Malaise au Conservatoire de Bruxelles après qu'un étudiant a été accusé d'agression sexuelle

Malaise au Conservatoire de Bruxelles après qu'un étudiant a été accusé d'agression sexuelle
©wikipedia, creative commons
J.F.

Plusieurs étudiants du Conservatoire de Bruxelles "ont la boule au ventre" à l'idée de côtoyer l'un de leurs camarades de classe. Ce dernier est en effet soupçonné d'avoir agressé sexuellement plusieurs personnes en dehors des murs de l'établissement.

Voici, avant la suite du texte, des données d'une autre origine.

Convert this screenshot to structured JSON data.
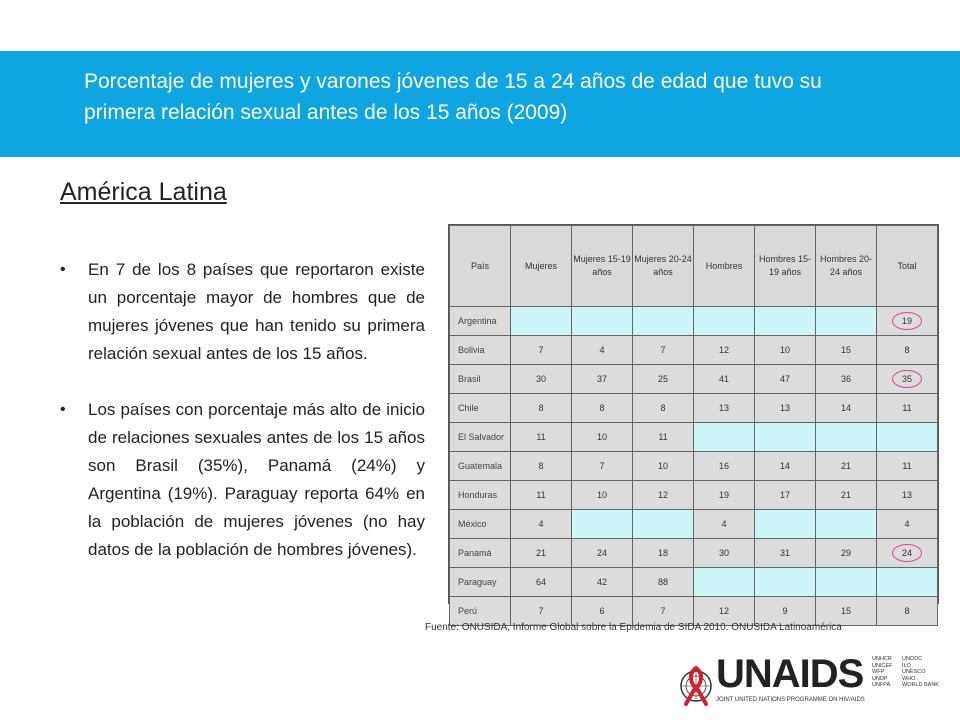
{
  "header": {
    "title": "Porcentaje de mujeres y varones jóvenes de 15 a 24 años de edad que tuvo su primera relación sexual antes de los 15 años (2009)"
  },
  "section": {
    "heading": "América Latina"
  },
  "bullets": [
    "En 7 de los 8 países que reportaron existe un porcentaje mayor de hombres que de mujeres jóvenes que han tenido su primera relación sexual antes de los 15 años.",
    "Los países con porcentaje más alto de inicio de relaciones sexuales antes de los 15 años son Brasil (35%), Panamá (24%) y Argentina (19%). Paraguay reporta 64% en la población de mujeres jóvenes (no hay datos de la población de hombres jóvenes)."
  ],
  "table": {
    "headers": [
      "País",
      "Mujeres",
      "Mujeres 15-19 años",
      "Mujeres 20-24 años",
      "Hombres",
      "Hombres 15-19 años",
      "Hombres 20-24 años",
      "Total"
    ],
    "rows": [
      [
        "Argentina",
        "",
        "",
        "",
        "",
        "",
        "",
        "19"
      ],
      [
        "Bolivia",
        "7",
        "4",
        "7",
        "12",
        "10",
        "15",
        "8"
      ],
      [
        "Brasil",
        "30",
        "37",
        "25",
        "41",
        "47",
        "36",
        "35"
      ],
      [
        "Chile",
        "8",
        "8",
        "8",
        "13",
        "13",
        "14",
        "11"
      ],
      [
        "El Salvador",
        "11",
        "10",
        "11",
        "",
        "",
        "",
        ""
      ],
      [
        "Guatemala",
        "8",
        "7",
        "10",
        "16",
        "14",
        "21",
        "11"
      ],
      [
        "Honduras",
        "11",
        "10",
        "12",
        "19",
        "17",
        "21",
        "13"
      ],
      [
        "México",
        "4",
        "",
        "",
        "4",
        "",
        "",
        "4"
      ],
      [
        "Panamá",
        "21",
        "24",
        "18",
        "30",
        "31",
        "29",
        "24"
      ],
      [
        "Paraguay",
        "64",
        "42",
        "88",
        "",
        "",
        "",
        ""
      ],
      [
        "Perú",
        "7",
        "6",
        "7",
        "12",
        "9",
        "15",
        "8"
      ]
    ],
    "highlighted_rows": [
      "Argentina",
      "Brasil",
      "Panamá"
    ],
    "highlight_color": "#e0409a",
    "empty_cell_color": "#ccf5f7"
  },
  "source": "Fuente: ONUSIDA, Informe Global sobre la Epidemia de SIDA 2010. ONUSIDA Latinoamérica",
  "logo": {
    "name": "UNAIDS",
    "tagline": "JOINT UNITED NATIONS PROGRAMME ON HIV/AIDS",
    "partners_col1": [
      "UNHCR",
      "UNICEF",
      "WFP",
      "UNDP",
      "UNFPA"
    ],
    "partners_col2": [
      "UNODC",
      "ILO",
      "UNESCO",
      "WHO",
      "WORLD BANK"
    ]
  },
  "colors": {
    "header_bg": "#0ea5e0",
    "ribbon": "#d0202e"
  }
}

Selon Les Grenades qui ont enquêté sur cette histoire, 11 étudiants sur les 13 présents dans la même classe que lui s'estiment en "insécurité". "Parmi eux figurent des personnes qui ont elles-mêmes vécu des viols ou des agressions sexuelles et qui ont exprimé leur malaise et leur incapacité à continuer à étudier avec cet étudiant", peut-on lire sur le site."Mettre des victimes d'agressions sexuelles face à un agresseur sexuel, c'est extrêmement violent et traumatique. (...) Dans ces conditions, il ne s'agit plus de neutralité. C'est une prise de parti. Et c'est le parti des agresseurs", ont écrit plusieurs étudiants dans un discours lu dans le cadre d'une réunion avec la direction du Conservatoire.

En guise de protestation, un collectif féministe avait placardé en novembre dernier une affiche sur les murs de l'établissement. On pouvait y lire "Pourquoi le Conservatoire de Bruxelles protège un agresseur sexuel?". Plus récemment, des étudiants ont donc lu un texte lors d'une réunion avec la direction du Conservatoire. Selon les extraits publiés par la RTBF, les jeunes réclament entre autres de "pouvoir à nouveau suivre nos cours et les suivre sereinement". "Et c'est la raison pour laquelle nous sollicitons votre aide aujourd'hui. Quelles solutions pouvez-vous nous proposer pour que nous puissions à nouveau suivre nos cours dans des conditions qui préservent notre santé physique et psychologique?"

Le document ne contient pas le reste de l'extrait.